When the Atlanta Braves announced plans to move out of Turner Field for a new stadium in Cobb County last fall, Atlanta Mayor Kasim Reed immediately said he’d seek bids to redevelop the old (if you can call a 17-year-old stadium “old”) stadium site. And now he has at least four in hand, including one from Georgia State University to redo the Olympics-turned-baseball stadium into a college football stadium:

Georgia State is proposing repurposing Turner Field into a 30,000-seat football stadium and building another baseball stadium that will include Hank Aaron’s wall as part of the structure.

University President Dr. Mark Becker and Atlanta real estate development firm Carter provided the Atlanta Journal-Constitution an exclusive look at the proposal on Wednesday. The idea is more than just stadiums.

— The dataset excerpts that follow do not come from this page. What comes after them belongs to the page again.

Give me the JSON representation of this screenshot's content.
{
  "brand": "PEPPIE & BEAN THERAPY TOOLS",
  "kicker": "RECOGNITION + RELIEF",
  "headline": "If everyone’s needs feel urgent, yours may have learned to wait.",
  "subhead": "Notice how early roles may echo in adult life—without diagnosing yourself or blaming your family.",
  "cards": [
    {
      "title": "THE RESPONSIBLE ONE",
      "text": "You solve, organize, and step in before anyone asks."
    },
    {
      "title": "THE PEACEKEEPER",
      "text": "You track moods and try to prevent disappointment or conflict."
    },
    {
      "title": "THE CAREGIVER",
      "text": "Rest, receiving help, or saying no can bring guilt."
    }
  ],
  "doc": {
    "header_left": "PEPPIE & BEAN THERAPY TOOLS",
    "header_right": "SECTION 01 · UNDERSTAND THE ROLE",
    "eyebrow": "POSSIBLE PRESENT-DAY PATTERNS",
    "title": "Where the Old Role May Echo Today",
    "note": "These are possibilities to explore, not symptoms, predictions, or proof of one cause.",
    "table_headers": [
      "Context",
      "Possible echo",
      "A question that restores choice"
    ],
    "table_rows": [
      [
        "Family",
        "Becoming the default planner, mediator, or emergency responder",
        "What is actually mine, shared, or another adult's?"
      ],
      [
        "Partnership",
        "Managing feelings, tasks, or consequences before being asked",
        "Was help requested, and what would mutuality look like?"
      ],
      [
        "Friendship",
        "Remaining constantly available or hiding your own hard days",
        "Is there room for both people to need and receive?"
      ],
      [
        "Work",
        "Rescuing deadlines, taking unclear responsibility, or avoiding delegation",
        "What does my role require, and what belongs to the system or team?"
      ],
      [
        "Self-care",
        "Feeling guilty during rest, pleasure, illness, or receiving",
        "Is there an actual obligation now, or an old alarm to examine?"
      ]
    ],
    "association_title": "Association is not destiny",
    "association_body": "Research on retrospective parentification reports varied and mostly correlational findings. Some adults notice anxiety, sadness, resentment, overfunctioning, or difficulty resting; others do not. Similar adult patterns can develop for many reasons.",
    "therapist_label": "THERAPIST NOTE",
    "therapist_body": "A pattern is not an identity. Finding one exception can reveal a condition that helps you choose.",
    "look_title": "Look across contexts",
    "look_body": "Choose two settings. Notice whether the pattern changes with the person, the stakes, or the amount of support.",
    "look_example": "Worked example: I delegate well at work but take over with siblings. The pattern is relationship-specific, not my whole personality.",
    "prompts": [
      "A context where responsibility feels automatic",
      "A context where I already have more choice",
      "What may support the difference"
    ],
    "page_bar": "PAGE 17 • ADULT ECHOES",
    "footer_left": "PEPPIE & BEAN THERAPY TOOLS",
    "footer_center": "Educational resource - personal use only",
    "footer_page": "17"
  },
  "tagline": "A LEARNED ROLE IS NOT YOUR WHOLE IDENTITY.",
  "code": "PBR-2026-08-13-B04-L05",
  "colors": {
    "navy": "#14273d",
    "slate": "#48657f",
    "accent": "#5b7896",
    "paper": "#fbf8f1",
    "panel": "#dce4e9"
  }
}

They want to be partners in building an estimated $300 million development that will include retail, residential and student housing and will be paid for through a mix of public and private funds.

On the bright side, a retail and housing complex with two college stadiums is arguably a better use of the land than a Braves stadium and a bunch of parking lots. On the less bright side, nobody knows how much all this would cost or how it would be paid for, though given that Georgia State is a public university, ultimately the state seems likely to be on the hook for the bulk of it. So, good money after bad, or making lemons into lemonade? Too soon to tell.